Wou voetballer en piloot worden, maar was geen kloten getalenteerd in eender welke sport en had (en heeft) een ziekelijke hoogtevrees. Wou daarna apotheker worden, maar besloot toch maar veelvuldig gebruiker te worden van chemicaliën in plaats van ze te verkopen. Kreeg op 9 jarige leeftijd ‘Rubber Soul’ van The Beatles van z’n oom. Besloot bas te leren spelen, omdat Sting en Henny Vrienten blijkbaar veel aantrek van de vrouwen hadden. Deed in de jaren tachtig niet veel meer dan dagdromen en in onbenullige groepjes spelen.
Stichtte in 1990 het collectief Ashbury Faith en hield er een stapel cd’s, singles, video’s, een hoop tours en duizenden bootlegs aan over. De lege bankrekening en de verzameling verslavingen bleken in de prijs inbegrepen.
Speelde vanaf 1998 bij de groep Angelico, baste z’n weekends weg bij The Paranoiacs, amuseerde zich (net niet) dood bij Automatic Buffalo (met Luc De Vos), lulde z’n huishuur bij elkaar in French Quiz (Studio Brussel) en gaf les tot de notenbalken z’n oren uitspoten.

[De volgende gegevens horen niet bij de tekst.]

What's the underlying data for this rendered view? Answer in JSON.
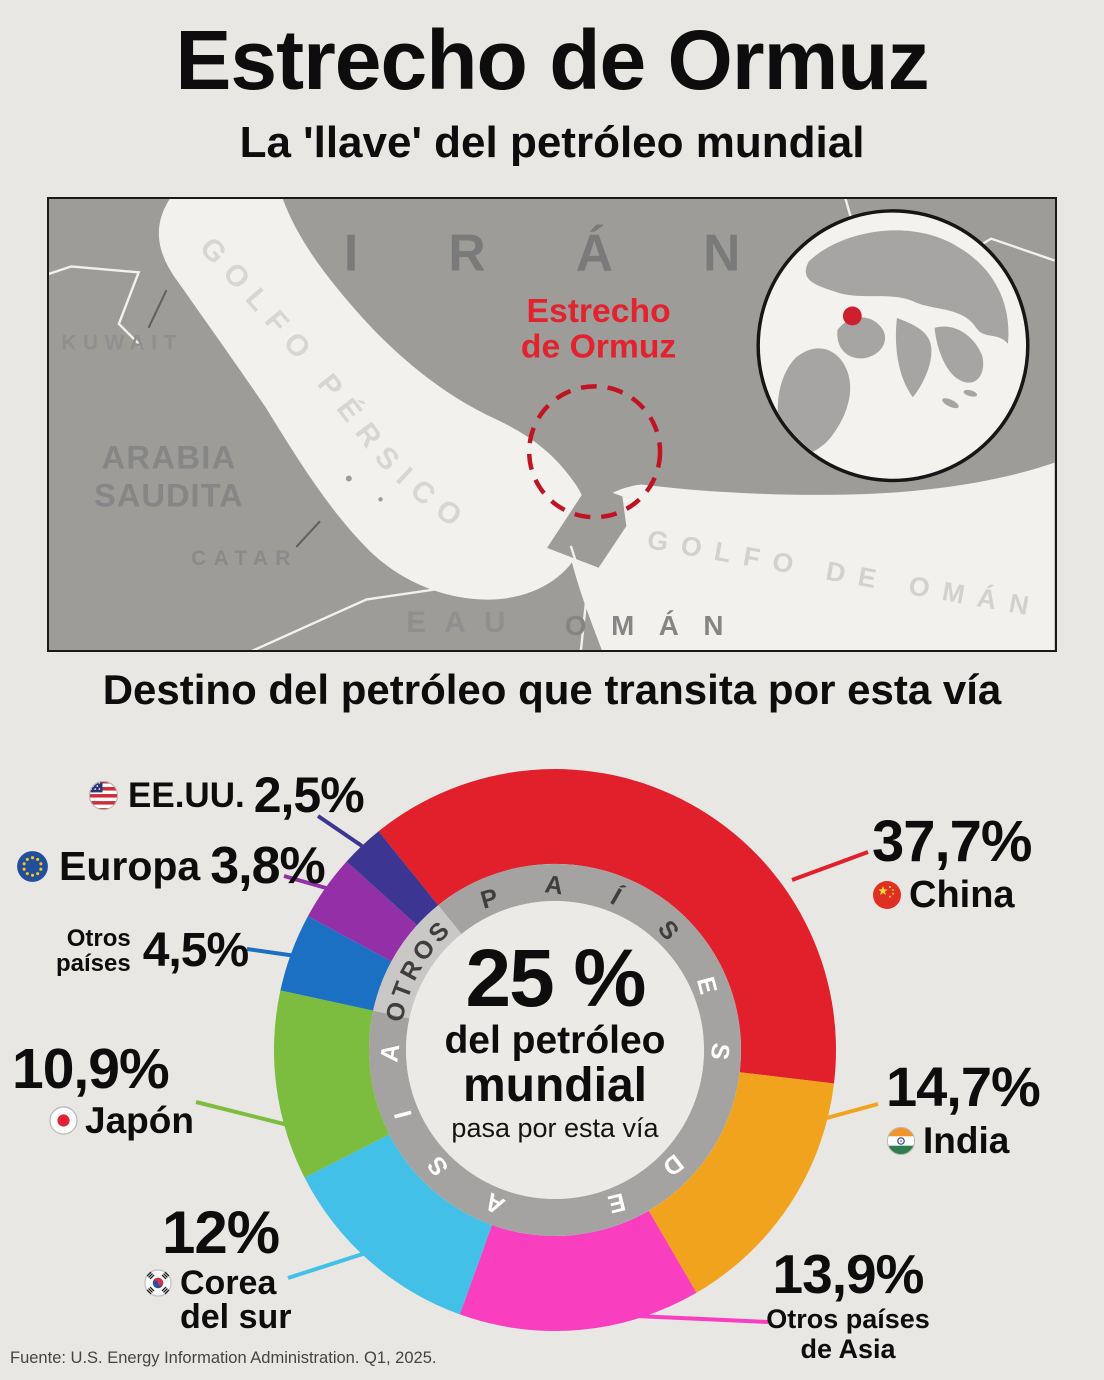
{
  "header": {
    "title": "Estrecho de Ormuz",
    "subtitle": "La 'llave' del petróleo mundial"
  },
  "map": {
    "labels": {
      "iran": "IRÁN",
      "kuwait": "KUWAIT",
      "golfo_persico": "GOLFO PÉRSICO",
      "arabia_line1": "ARABIA",
      "arabia_line2": "SAUDITA",
      "catar": "CATAR",
      "eau": "EAU",
      "oman": "OMÁN",
      "golfo_oman": "GOLFO DE OMÁN",
      "strait_line1": "Estrecho",
      "strait_line2": "de Ormuz"
    },
    "marker_color": "#bf1422"
  },
  "chart_data": {
    "type": "donut",
    "title": "Destino del petróleo que transita por esta vía",
    "center": {
      "value": "25 %",
      "line1": "del petróleo",
      "line2": "mundial",
      "line3": "pasa por esta vía"
    },
    "ring_labels": {
      "asia": "PAÍSES DE ASIA",
      "otros": "OTROS"
    },
    "ring_colors": {
      "asia": "#a4a3a1",
      "otros": "#c9c8c6",
      "center": "#eceae7"
    },
    "start_angle_deg": 321.12,
    "legend_position": "callouts",
    "series": [
      {
        "name": "China",
        "label": "37,7%",
        "value": 37.7,
        "color": "#e2202b",
        "flag": "china"
      },
      {
        "name": "India",
        "label": "14,7%",
        "value": 14.7,
        "color": "#f2a31d",
        "flag": "india"
      },
      {
        "name": "Otros países de Asia",
        "name_line1": "Otros países",
        "name_line2": "de Asia",
        "label": "13,9%",
        "value": 13.9,
        "color": "#f93ec0"
      },
      {
        "name": "Corea del sur",
        "name_line1": "Corea",
        "name_line2": "del sur",
        "label": "12%",
        "value": 12.0,
        "color": "#42c0e8",
        "flag": "korea"
      },
      {
        "name": "Japón",
        "label": "10,9%",
        "value": 10.9,
        "color": "#7cbd40",
        "flag": "japan"
      },
      {
        "name": "Otros países",
        "name_line1": "Otros",
        "name_line2": "países",
        "label": "4,5%",
        "value": 4.5,
        "color": "#1c70c4"
      },
      {
        "name": "Europa",
        "label": "3,8%",
        "value": 3.8,
        "color": "#9330a8",
        "flag": "eu"
      },
      {
        "name": "EE.UU.",
        "label": "2,5%",
        "value": 2.5,
        "color": "#3d3592",
        "flag": "us"
      }
    ]
  },
  "footer": {
    "source": "Fuente: U.S. Energy Information Administration. Q1, 2025."
  }
}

Deed vanaf 2000 teveel studiowerk als bassist, richtte Camden op (3cd’s, 7 singles, weet ik hoeveel videoclips en 500 optredens op 3 jaar tijd), leerde de juiste (tja, daar valt over te redetwisten) mensen kennen en besloot van ‘den tèlevies’ z’n hobby te maken. Heeft momenteel de tijd van z’n leven en is niet van plan daar verandering in te brengen.